A full Moon in dramatic Leo lights our stage on Sunday, providing a glowing limelight for anyone who sees it.

Will you see it?

Will Winter be gone soon?

Do you remember what you did last groundhog’s day?

Where are you heading now?

The Pages Turn, The Fire Burns

“My World” is a children’s book by Margaret Wise Brown and Clement Hurd. My son and I read this at night under a cactus light with a symphony of crickets out our window. The opening page shows a mother reading to her child by a fire. The words are “The pages turn, the fire burns.”

Maybe this is what got me thinking about the nature of time. Some time seems to turn, but some time seems to burn. Some time comes back around and some time trailblazes the future and celebrates the spirit. These two kinds of times blend together yet they are inherently different. One is bound to law and one is free. One is used to gain more control and one is lived to live as lively as possible. One is a clock and one is a flower. One is a wheel. What is the shape of the other? What is the shape of the spirited time that burns meaning deep into one’s soul? What is the shape of living?

The wheel of the zodiac turns. Its twelve archetypes carry the meaning of the seasons that turn. The meaning of the seasons is so charged that it goes beyond the snow and heat. It extends into the mystery of the seasons of life, and all the relations of living. The wheel turns and time folds in on itself. What emerges from this motion is the potential for more and more meaning. New meaning. Fresh meaning. Fresh light.

The wheel is really a generator. A maker of more light. The pages turn but the fire burns.

I began to think about the existential side of time. Some time is “heights” and some time is “depths”. Some time is more middle ground. The heights of time are the joys, the unbridled laughter, the perfection of a day. This time rushes over the body like a shower of effervescence. There is no possible way to deny the body’s ownership of such time. It is embedded. It isn’t turning on an abstract clock. It is burning in the heights of one’s heart.

“Depth” time carries a force of memory and a sense of belonging.
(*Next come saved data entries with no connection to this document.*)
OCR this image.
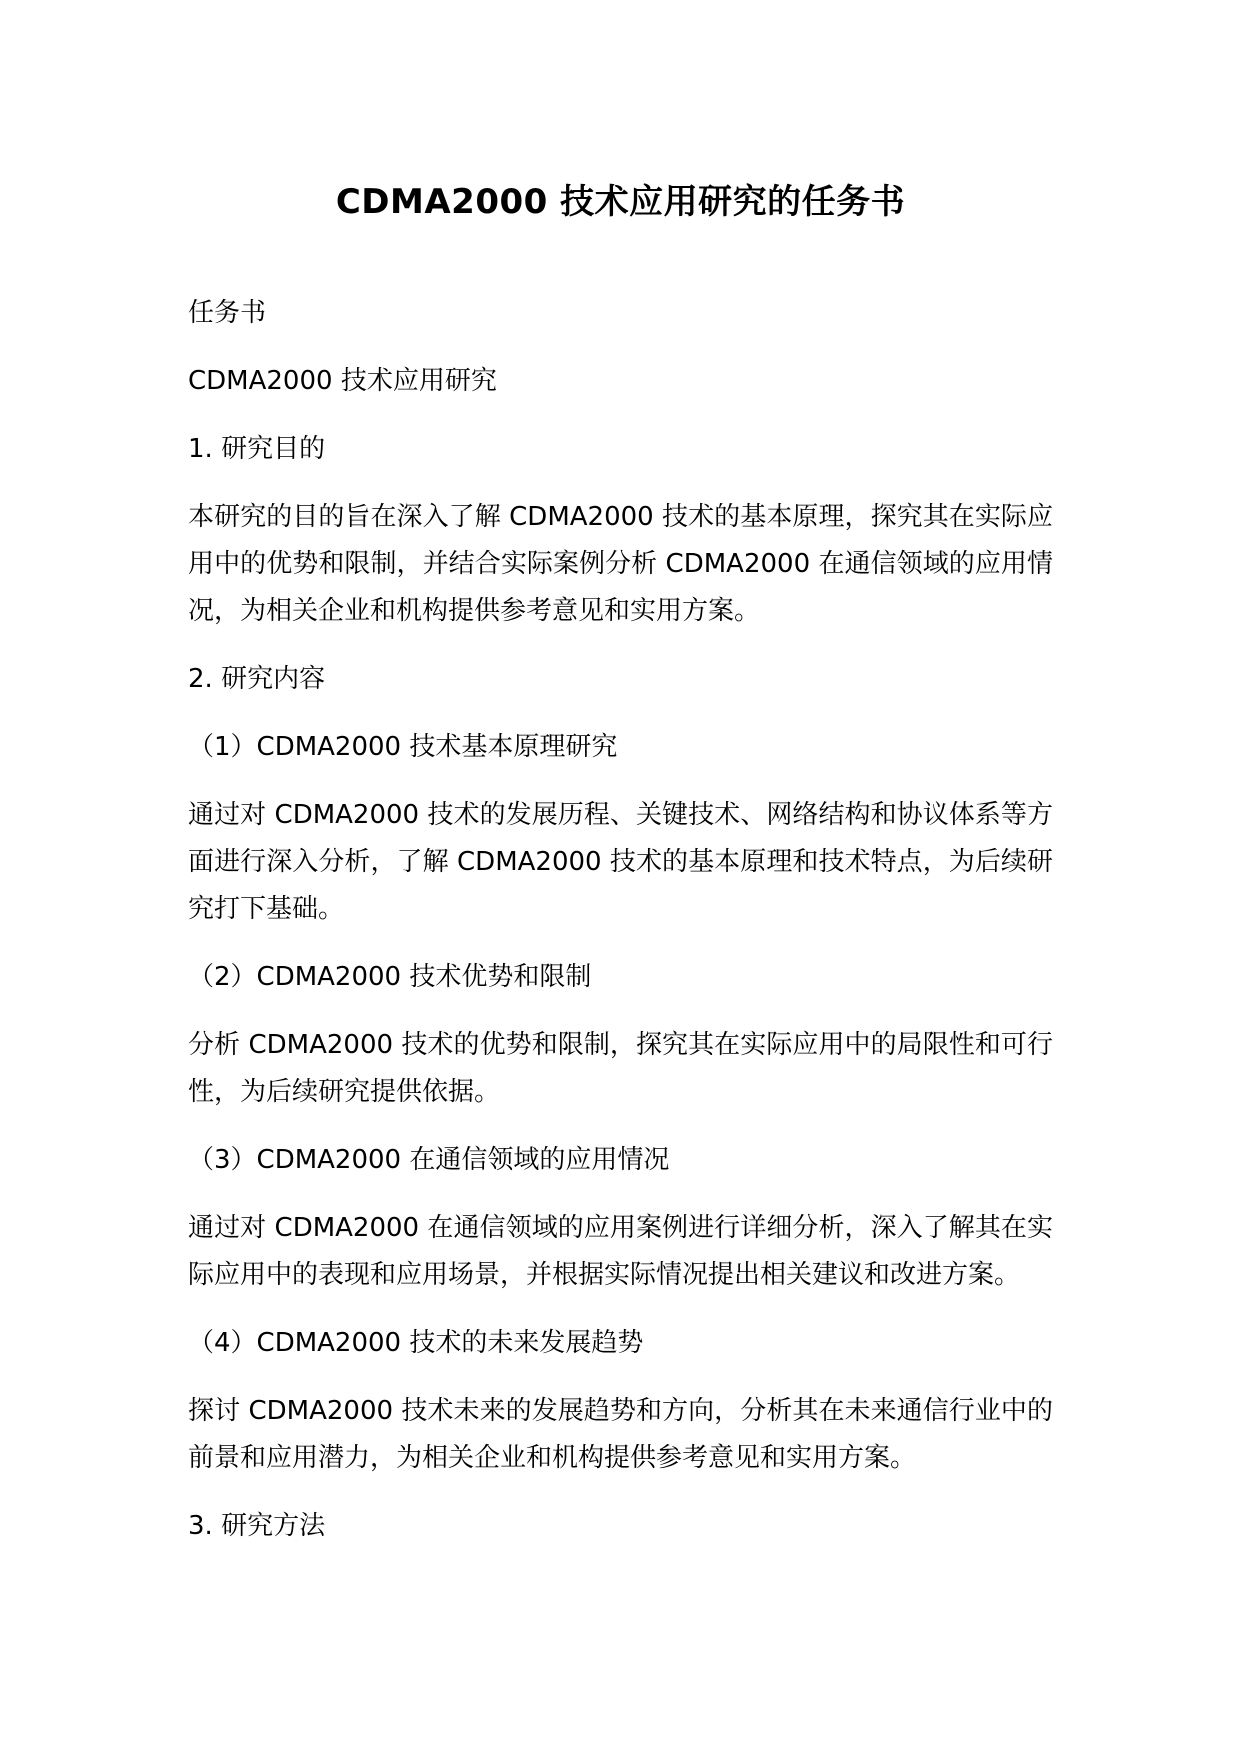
CDMA2000 技术应用研究的任务书

任务书

CDMA2000 技术应用研究

1. 研究目的

本研究的目的旨在深入了解 CDMA2000 技术的基本原理，探究其在实际应用中的优势和限制，并结合实际案例分析 CDMA2000 在通信领域的应用情况，为相关企业和机构提供参考意见和实用方案。

2. 研究内容

（1）CDMA2000 技术基本原理研究

通过对 CDMA2000 技术的发展历程、关键技术、网络结构和协议体系等方面进行深入分析，了解 CDMA2000 技术的基本原理和技术特点，为后续研究打下基础。

（2）CDMA2000 技术优势和限制

分析 CDMA2000 技术的优势和限制，探究其在实际应用中的局限性和可行性，为后续研究提供依据。

（3）CDMA2000 在通信领域的应用情况

通过对 CDMA2000 在通信领域的应用案例进行详细分析，深入了解其在实际应用中的表现和应用场景，并根据实际情况提出相关建议和改进方案。

（4）CDMA2000 技术的未来发展趋势

探讨 CDMA2000 技术未来的发展趋势和方向，分析其在未来通信行业中的前景和应用潜力，为相关企业和机构提供参考意见和实用方案。

3. 研究方法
Depth time can anchor you “home” or polarize you to “true north”. It can also sink you with despair. Depth time carries the echoes of your ancestors, and the echoes of your most desired dreams. Its gravity is also undeniably in the body. It can easily smolder with the blend of heights. It can threaten to dampen the fires of joy. It does best when feelings are interpreted truthfully, and handed off to the logic of the middle ground.

“Middle ground” time is for managing the business of living. Our bodies are blessed with the genius of nervous systems. All of the information and interaction that we encounter gets integrated into the “system” of the body. The world is wide and full of information. The body is deep and full of mystery. The middle ground is where these places meet. Biofeedback has evolved for centuries. Our systems are cutting edge. The middle ground time is the coolness of logic, the sureness of morality, the sensations of physicality.

My new question was: if time is a wheel that turns, how does this other “time” move? Is there any order to it? My instinct said yes.